Using Open Source software you get used to being on IRC freenode be exact, more or less 24 hours a day 7 days a week. People talk/collaborate/work together there and it’s important to stay informed.

I’ve used IRCcloud for this lifestyle for the past year, love it, but having to do everything through a web browser has been frustrating. I’ve used Nimbus and even fluid to make a fake desktop application. None of these options seemed to ever feel right, I still felt like I was looking at a web browser. Before IRCcloud I used weechat and before that irssi I really miss the chance to use these amazing IRC clients. Though I think the main reason why I’d stuck with IRCcloud for so long was due to the push notifications to my phone. No matter what the ability to get ping’d when a community member needed some help was invaluable, but I still missed my clients.

I chewed on my options for a while, then talking to John Vrbanac on a train from NRT to the Tokyo OpenStack summit he mentioned he uses a Docker container as his IRC bouncer. This idea was brilliant, but there were quite a few options for IRC bouncers out there. I came to the conclusion, which was to spin up a Docker container with znc inside of it. As one of my main points for using IRCcloud was push notifications so I had to have a way to send pushes.

In a previous $JOB I had purchased Pushover and the application was still on my phone, so I choose it as my main notification layer. Luckily there is a znc-push plugin, and it has support for Pushover. Now all I need to do was create the container and find a place to run it.

I extended the code from docker-znc after discovering that, as I was trying to build znc, Jim Myhrberg had already done it. He hadn’t created an easy way to get a plugin installed inside the container so that’s where I could extend it. I wrote up docker-znc-pushover which build in the push.so which was all this container was missing.

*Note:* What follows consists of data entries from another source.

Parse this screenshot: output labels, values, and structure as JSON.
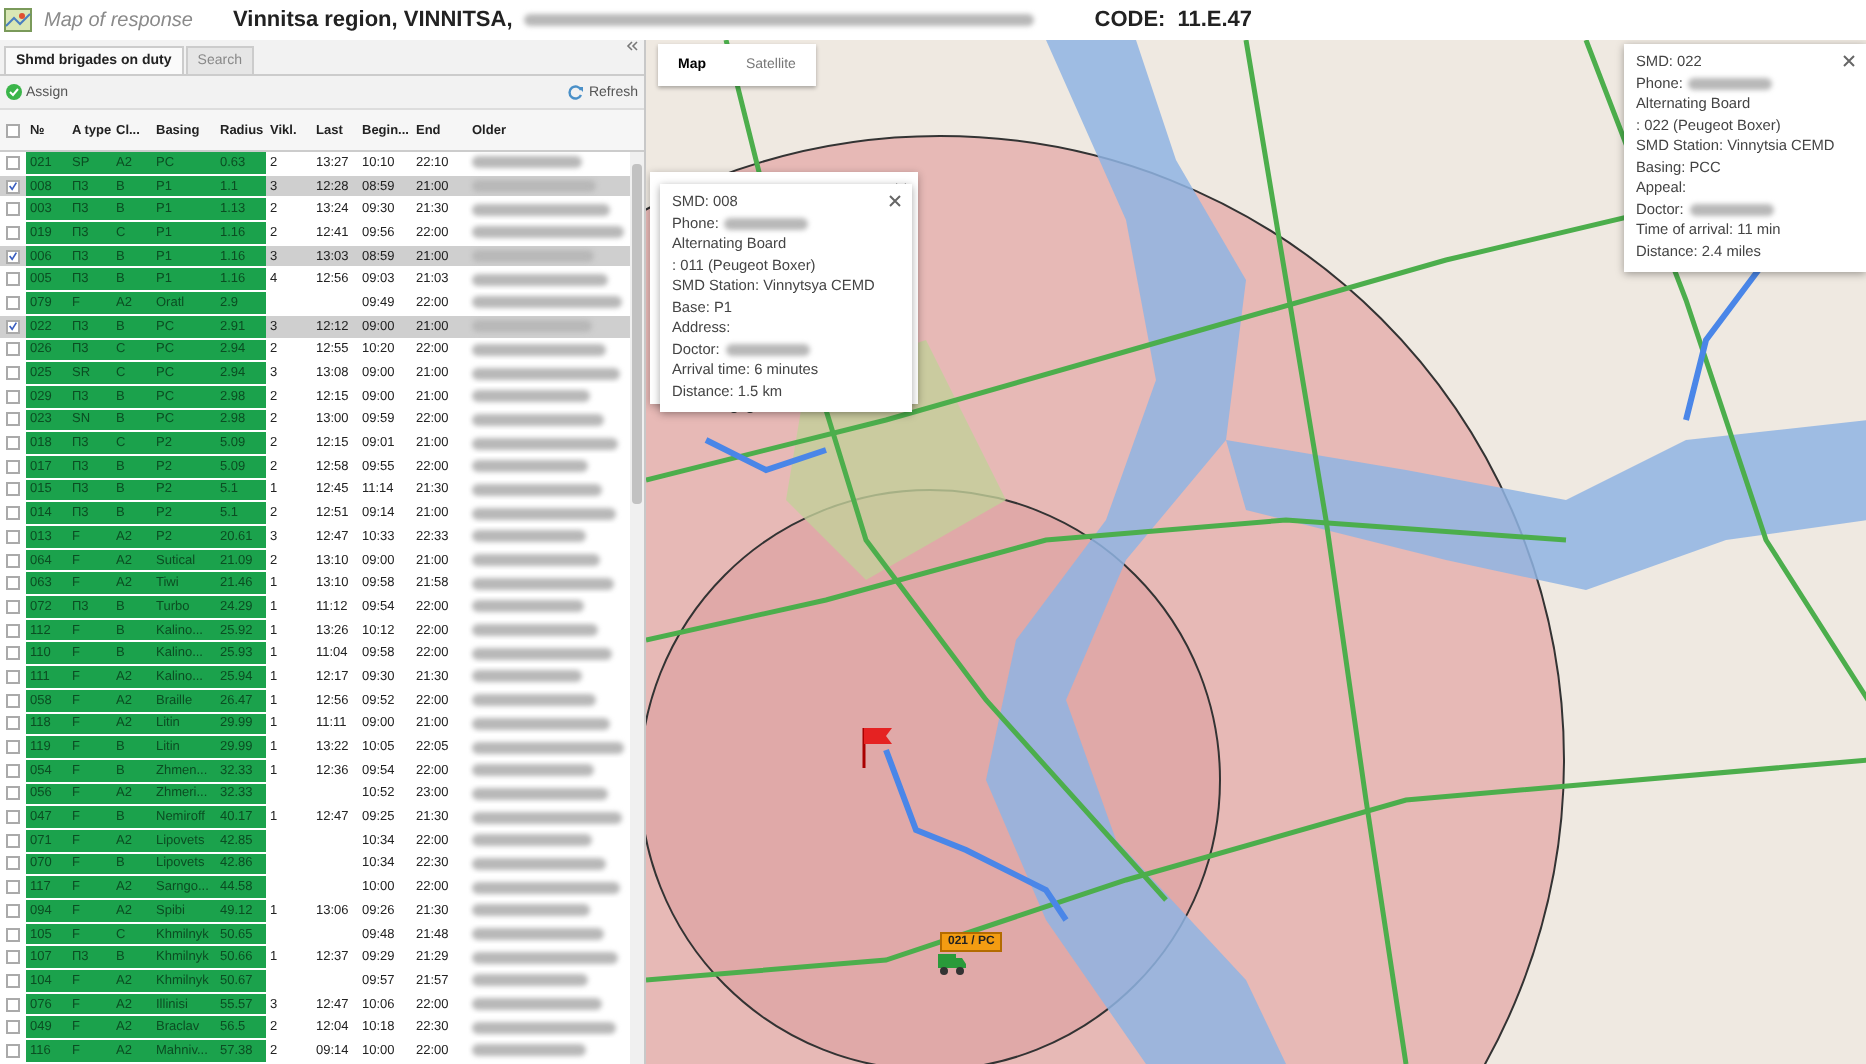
{
  "header": {
    "title": "Map of response",
    "location": "Vinnitsa region, VINNITSA,",
    "code_label": "CODE:",
    "code": "11.E.47"
  },
  "tabs": [
    {
      "label": "Shmd brigades on duty",
      "selected": true
    },
    {
      "label": "Search",
      "selected": false
    }
  ],
  "toolbar": {
    "assign": "Assign",
    "refresh": "Refresh"
  },
  "table": {
    "all_checked": false,
    "columns": [
      "№",
      "A type",
      "Cl...",
      "Basing",
      "Radius",
      "Vikl.",
      "Last",
      "Begin...",
      "End",
      "Older"
    ],
    "rows": [
      {
        "cells": [
          "021",
          "SP",
          "A2",
          "PC",
          "0.63",
          "2",
          "13:27",
          "10:10",
          "22:10"
        ],
        "checked": false
      },
      {
        "cells": [
          "008",
          "П3",
          "B",
          "P1",
          "1.1",
          "3",
          "12:28",
          "08:59",
          "21:00"
        ],
        "checked": true
      },
      {
        "cells": [
          "003",
          "П3",
          "B",
          "P1",
          "1.13",
          "2",
          "13:24",
          "09:30",
          "21:30"
        ],
        "checked": false
      },
      {
        "cells": [
          "019",
          "П3",
          "C",
          "P1",
          "1.16",
          "2",
          "12:41",
          "09:56",
          "22:00"
        ],
        "checked": false
      },
      {
        "cells": [
          "006",
          "П3",
          "B",
          "P1",
          "1.16",
          "3",
          "13:03",
          "08:59",
          "21:00"
        ],
        "checked": true
      },
      {
        "cells": [
          "005",
          "П3",
          "B",
          "P1",
          "1.16",
          "4",
          "12:56",
          "09:03",
          "21:03"
        ],
        "checked": false
      },
      {
        "cells": [
          "079",
          "F",
          "A2",
          "Oratl",
          "2.9",
          "",
          "",
          "09:49",
          "22:00"
        ],
        "checked": false
      },
      {
        "cells": [
          "022",
          "П3",
          "B",
          "PC",
          "2.91",
          "3",
          "12:12",
          "09:00",
          "21:00"
        ],
        "checked": true
      },
      {
        "cells": [
          "026",
          "П3",
          "C",
          "PC",
          "2.94",
          "2",
          "12:55",
          "10:20",
          "22:00"
        ],
        "checked": false
      },
      {
        "cells": [
          "025",
          "SR",
          "C",
          "PC",
          "2.94",
          "3",
          "13:08",
          "09:00",
          "21:00"
        ],
        "checked": false
      },
      {
        "cells": [
          "029",
          "П3",
          "B",
          "PC",
          "2.98",
          "2",
          "12:15",
          "09:00",
          "21:00"
        ],
        "checked": false
      },
      {
        "cells": [
          "023",
          "SN",
          "B",
          "PC",
          "2.98",
          "2",
          "13:00",
          "09:59",
          "22:00"
        ],
        "checked": false
      },
      {
        "cells": [
          "018",
          "П3",
          "C",
          "P2",
          "5.09",
          "2",
          "12:15",
          "09:01",
          "21:00"
        ],
        "checked": false
      },
      {
        "cells": [
          "017",
          "П3",
          "B",
          "P2",
          "5.09",
          "2",
          "12:58",
          "09:55",
          "22:00"
        ],
        "checked": false
      },
      {
        "cells": [
          "015",
          "П3",
          "B",
          "P2",
          "5.1",
          "1",
          "12:45",
          "11:14",
          "21:30"
        ],
        "checked": false
      },
      {
        "cells": [
          "014",
          "П3",
          "B",
          "P2",
          "5.1",
          "2",
          "12:51",
          "09:14",
          "21:00"
        ],
        "checked": false
      },
      {
        "cells": [
          "013",
          "F",
          "A2",
          "P2",
          "20.61",
          "3",
          "12:47",
          "10:33",
          "22:33"
        ],
        "checked": false
      },
      {
        "cells": [
          "064",
          "F",
          "A2",
          "Sutical",
          "21.09",
          "2",
          "13:10",
          "09:00",
          "21:00"
        ],
        "checked": false
      },
      {
        "cells": [
          "063",
          "F",
          "A2",
          "Tiwi",
          "21.46",
          "1",
          "13:10",
          "09:58",
          "21:58"
        ],
        "checked": false
      },
      {
        "cells": [
          "072",
          "П3",
          "B",
          "Turbo",
          "24.29",
          "1",
          "11:12",
          "09:54",
          "22:00"
        ],
        "checked": false
      },
      {
        "cells": [
          "112",
          "F",
          "B",
          "Kalino...",
          "25.92",
          "1",
          "13:26",
          "10:12",
          "22:00"
        ],
        "checked": false
      },
      {
        "cells": [
          "110",
          "F",
          "B",
          "Kalino...",
          "25.93",
          "1",
          "11:04",
          "09:58",
          "22:00"
        ],
        "checked": false
      },
      {
        "cells": [
          "111",
          "F",
          "A2",
          "Kalino...",
          "25.94",
          "1",
          "12:17",
          "09:30",
          "21:30"
        ],
        "checked": false
      },
      {
        "cells": [
          "058",
          "F",
          "A2",
          "Braille",
          "26.47",
          "1",
          "12:56",
          "09:52",
          "22:00"
        ],
        "checked": false
      },
      {
        "cells": [
          "118",
          "F",
          "A2",
          "Litin",
          "29.99",
          "1",
          "11:11",
          "09:00",
          "21:00"
        ],
        "checked": false
      },
      {
        "cells": [
          "119",
          "F",
          "B",
          "Litin",
          "29.99",
          "1",
          "13:22",
          "10:05",
          "22:05"
        ],
        "checked": false
      },
      {
        "cells": [
          "054",
          "F",
          "B",
          "Zhmen...",
          "32.33",
          "1",
          "12:36",
          "09:54",
          "22:00"
        ],
        "checked": false
      },
      {
        "cells": [
          "056",
          "F",
          "A2",
          "Zhmeri...",
          "32.33",
          "",
          "",
          "10:52",
          "23:00"
        ],
        "checked": false
      },
      {
        "cells": [
          "047",
          "F",
          "B",
          "Nemiroff",
          "40.17",
          "1",
          "12:47",
          "09:25",
          "21:30"
        ],
        "checked": false
      },
      {
        "cells": [
          "071",
          "F",
          "A2",
          "Lipovets",
          "42.85",
          "",
          "",
          "10:34",
          "22:00"
        ],
        "checked": false
      },
      {
        "cells": [
          "070",
          "F",
          "B",
          "Lipovets",
          "42.86",
          "",
          "",
          "10:34",
          "22:30"
        ],
        "checked": false
      },
      {
        "cells": [
          "117",
          "F",
          "A2",
          "Sarngo...",
          "44.58",
          "",
          "",
          "10:00",
          "22:00"
        ],
        "checked": false
      },
      {
        "cells": [
          "094",
          "F",
          "A2",
          "Spibi",
          "49.12",
          "1",
          "13:06",
          "09:26",
          "21:30"
        ],
        "checked": false
      },
      {
        "cells": [
          "105",
          "F",
          "C",
          "Khmilnyk",
          "50.65",
          "",
          "",
          "09:48",
          "21:48"
        ],
        "checked": false
      },
      {
        "cells": [
          "107",
          "П3",
          "B",
          "Khmilnyk",
          "50.66",
          "1",
          "12:37",
          "09:29",
          "21:29"
        ],
        "checked": false
      },
      {
        "cells": [
          "104",
          "F",
          "A2",
          "Khmilnyk",
          "50.67",
          "",
          "",
          "09:57",
          "21:57"
        ],
        "checked": false
      },
      {
        "cells": [
          "076",
          "F",
          "A2",
          "Illinisi",
          "55.57",
          "3",
          "12:47",
          "10:06",
          "22:00"
        ],
        "checked": false
      },
      {
        "cells": [
          "049",
          "F",
          "A2",
          "Braclav",
          "56.5",
          "2",
          "12:04",
          "10:18",
          "22:30"
        ],
        "checked": false
      },
      {
        "cells": [
          "116",
          "F",
          "A2",
          "Mahniv...",
          "57.38",
          "2",
          "09:14",
          "10:00",
          "22:00"
        ],
        "checked": false
      }
    ]
  },
  "map": {
    "tabs": [
      {
        "label": "Map",
        "selected": true
      },
      {
        "label": "Satellite",
        "selected": false
      }
    ],
    "marker_label": "021 / PC",
    "popups": [
      {
        "lines": [
          {
            "text": "SMD: 008",
            "redacted": false
          },
          {
            "text": "Phone:",
            "redacted": true
          },
          {
            "text": "Alternating Board",
            "redacted": false
          },
          {
            "text": ": 011 (Peugeot Boxer)",
            "redacted": false
          },
          {
            "text": "SMD Station: Vinnytsya CEMD",
            "redacted": false
          },
          {
            "text": "Base: P1",
            "redacted": false
          },
          {
            "text": "Address:",
            "redacted": false
          },
          {
            "text": "Doctor:",
            "redacted": true
          },
          {
            "text": "Arrival time: 6 minutes",
            "redacted": false
          },
          {
            "text": "Distance: 1.5 km",
            "redacted": false
          }
        ]
      },
      {
        "lines": [
          {
            "text": "SMD: 022",
            "redacted": false
          },
          {
            "text": "Phone:",
            "redacted": true
          },
          {
            "text": "Alternating Board",
            "redacted": false
          },
          {
            "text": ": 022 (Peugeot Boxer)",
            "redacted": false
          },
          {
            "text": "SMD Station: Vinnytsia CEMD",
            "redacted": false
          },
          {
            "text": "Basing: PCC",
            "redacted": false
          },
          {
            "text": "Appeal:",
            "redacted": false
          },
          {
            "text": "Doctor:",
            "redacted": true
          },
          {
            "text": "Time of arrival: 11 min",
            "redacted": false
          },
          {
            "text": "Distance: 2.4 miles",
            "redacted": false
          }
        ]
      }
    ]
  }
}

I tested the container, deployed it to my development docker host, worked as I suspected. I even pushed the container to hub.docker.com which was good luck, because where I decided to run it required a place to pull from.

I spent some time looking for place to run this container from, I thought my development docker host, but it didn’t seem right. I wanted a place that wouldn’t rely on my 2 gig laptop having power. So I decided to look into Carina which was announced at the Tokyo Summit. I went through the setup and had a working Docker Swarm cluster. Now I needed to get my container on this cluster. I did some head desk movements, some debugging, but eventually it came out to these steps. These are the actual commands I ran, and now, I have a working znc bouncer in Carina now.

~$ mkdir ~/carina
~$ carina create znc-pushover --wait --nodes=1
~$ carina credentials --path=/Users/jasghar/carina/znc-pushover znc-pushover
~$ source ~/carina/znc-pushover/docker.env
~$ docker info # to confirm everything is talking correctly
~$ docker create -v /zncdata --name zncdata training/postgres /bin/true # creating a Volume Container
~$ docker run -d --volumes-from zncdata --name znc-pushover -p 36667:6667 jjasghar/znc-pushover

The /zncdata container was the most challenging part for me, but as soon as I got my head wrapped around the concept of a Volume Container, the rest was easy.

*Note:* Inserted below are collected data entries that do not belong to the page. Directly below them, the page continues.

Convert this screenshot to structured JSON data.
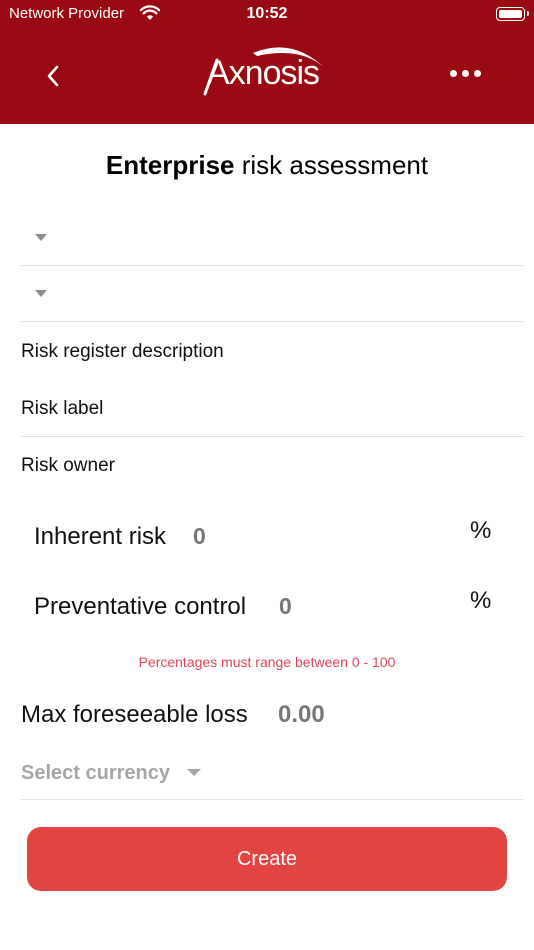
{
  "status_bar": {
    "carrier": "Network Provider",
    "time": "10:52"
  },
  "header": {
    "logo_text": "Axnosis",
    "back_icon": "chevron-left-icon",
    "more_icon": "more-horizontal-icon",
    "background_color": "#9a0a12"
  },
  "page": {
    "title_bold": "Enterprise",
    "title_rest": " risk assessment"
  },
  "form": {
    "dropdown_1": "",
    "dropdown_2": "",
    "risk_register_description": "Risk register description",
    "risk_label": "Risk label",
    "risk_owner": "Risk owner",
    "inherent_risk_label": "Inherent risk",
    "inherent_risk_value": "0",
    "preventative_control_label": "Preventative control",
    "preventative_control_value": "0",
    "percent_sign": "%",
    "range_hint": "Percentages must range between 0 - 100",
    "max_loss_label": "Max foreseeable loss",
    "max_loss_value": "0.00",
    "currency_placeholder": "Select currency",
    "hint_color": "#e0455b"
  },
  "actions": {
    "create_label": "Create",
    "create_color": "#e24442"
  }
}
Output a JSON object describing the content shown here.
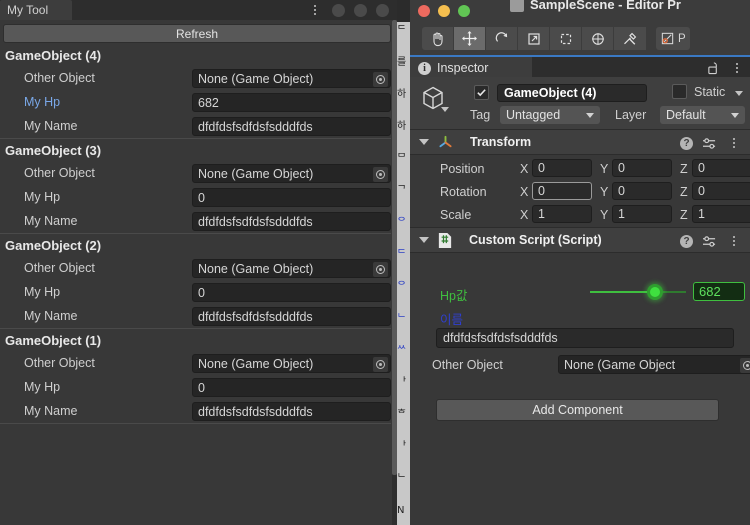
{
  "left_window": {
    "tab_label": "My Tool",
    "menu_icon": "kebab-menu-icon",
    "refresh_button": "Refresh",
    "groups": [
      {
        "title": "GameObject (4)",
        "rows": [
          {
            "label": "Other Object",
            "value": "None (Game Object)",
            "type": "object",
            "highlight": false
          },
          {
            "label": "My Hp",
            "value": "682",
            "type": "text",
            "highlight": true
          },
          {
            "label": "My Name",
            "value": "dfdfdsfsdfdsfsdddfds",
            "type": "text",
            "highlight": false
          }
        ]
      },
      {
        "title": "GameObject (3)",
        "rows": [
          {
            "label": "Other Object",
            "value": "None (Game Object)",
            "type": "object",
            "highlight": false
          },
          {
            "label": "My Hp",
            "value": "0",
            "type": "text",
            "highlight": false
          },
          {
            "label": "My Name",
            "value": "dfdfdsfsdfdsfsdddfds",
            "type": "text",
            "highlight": false
          }
        ]
      },
      {
        "title": "GameObject (2)",
        "rows": [
          {
            "label": "Other Object",
            "value": "None (Game Object)",
            "type": "object",
            "highlight": false
          },
          {
            "label": "My Hp",
            "value": "0",
            "type": "text",
            "highlight": false
          },
          {
            "label": "My Name",
            "value": "dfdfdsfsdfdsfsdddfds",
            "type": "text",
            "highlight": false
          }
        ]
      },
      {
        "title": "GameObject (1)",
        "rows": [
          {
            "label": "Other Object",
            "value": "None (Game Object)",
            "type": "object",
            "highlight": false
          },
          {
            "label": "My Hp",
            "value": "0",
            "type": "text",
            "highlight": false
          },
          {
            "label": "My Name",
            "value": "dfdfdsfsdfdsfsdddfds",
            "type": "text",
            "highlight": false
          }
        ]
      }
    ]
  },
  "background_window": {
    "lines": [
      "ᄃ",
      "를",
      "하",
      "하",
      "ᄆ",
      "ᄀ",
      "ᄋ",
      "ᄃ",
      "ᄋ",
      "ᄂ",
      "ᄊ",
      "ᅡ",
      "ᄒ",
      "ᅡ",
      "ᄂ",
      "N"
    ]
  },
  "unity_window": {
    "title": "SampleScene - Editor Pr",
    "traffic_lights": [
      "#ed6a5f",
      "#f5bf4f",
      "#61c554"
    ],
    "toolbar": [
      {
        "name": "hand-tool",
        "selected": false
      },
      {
        "name": "move-tool",
        "selected": true
      },
      {
        "name": "rotate-tool",
        "selected": false
      },
      {
        "name": "scale-tool",
        "selected": false
      },
      {
        "name": "rect-tool",
        "selected": false
      },
      {
        "name": "transform-tool",
        "selected": false
      },
      {
        "name": "custom-tool",
        "selected": false
      }
    ],
    "pivot_button_label": "P",
    "inspector": {
      "tab_label": "Inspector",
      "tab_icon": "info-icon",
      "lock_icon": "lock-open-icon",
      "menu_icon": "kebab-menu-icon",
      "game_object": {
        "enabled": true,
        "name": "GameObject (4)",
        "static_label": "Static",
        "static_checked": false,
        "tag_label": "Tag",
        "tag_value": "Untagged",
        "layer_label": "Layer",
        "layer_value": "Default"
      },
      "transform": {
        "title": "Transform",
        "rows": [
          {
            "name": "Position",
            "x": "0",
            "y": "0",
            "z": "0",
            "focus": ""
          },
          {
            "name": "Rotation",
            "x": "0",
            "y": "0",
            "z": "0",
            "focus": "x"
          },
          {
            "name": "Scale",
            "x": "1",
            "y": "1",
            "z": "1",
            "focus": ""
          }
        ],
        "axis_labels": [
          "X",
          "Y",
          "Z"
        ]
      },
      "custom_script": {
        "title": "Custom Script (Script)",
        "hp_label": "Hp값",
        "hp_value": "682",
        "slider_percent": 68,
        "name_label": "이름",
        "name_value": "dfdfdsfsdfdsfsdddfds",
        "other_object_label": "Other Object",
        "other_object_value": "None (Game Object"
      },
      "add_component_button": "Add Component"
    }
  },
  "colors": {
    "panel_bg": "#383838",
    "header_bg": "#3f3f3f",
    "field_bg": "#2a2a2a",
    "accent_blue": "#3a79c4",
    "script_green": "#3fbf3f",
    "script_blue": "#2f3fd0",
    "label_blue": "#7aa8e8"
  }
}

I went to the IP address that came back with docker info on port 36667 and I saw the glorious znc login. I set everything up from the web browser, and spun up irssi. I connected to the IP:36667 and saw the glorious znc welcome MOTD.

I set up push notifications via these commands:

/msg *push set service pushover
/msg *push set username your-username-token
/msg *push set secret your-secret-token
/msg *push set target your-device-name-if-you-have-multiple
/msg *push send test
/msg *status connect

I got my test message on my phone and smiled.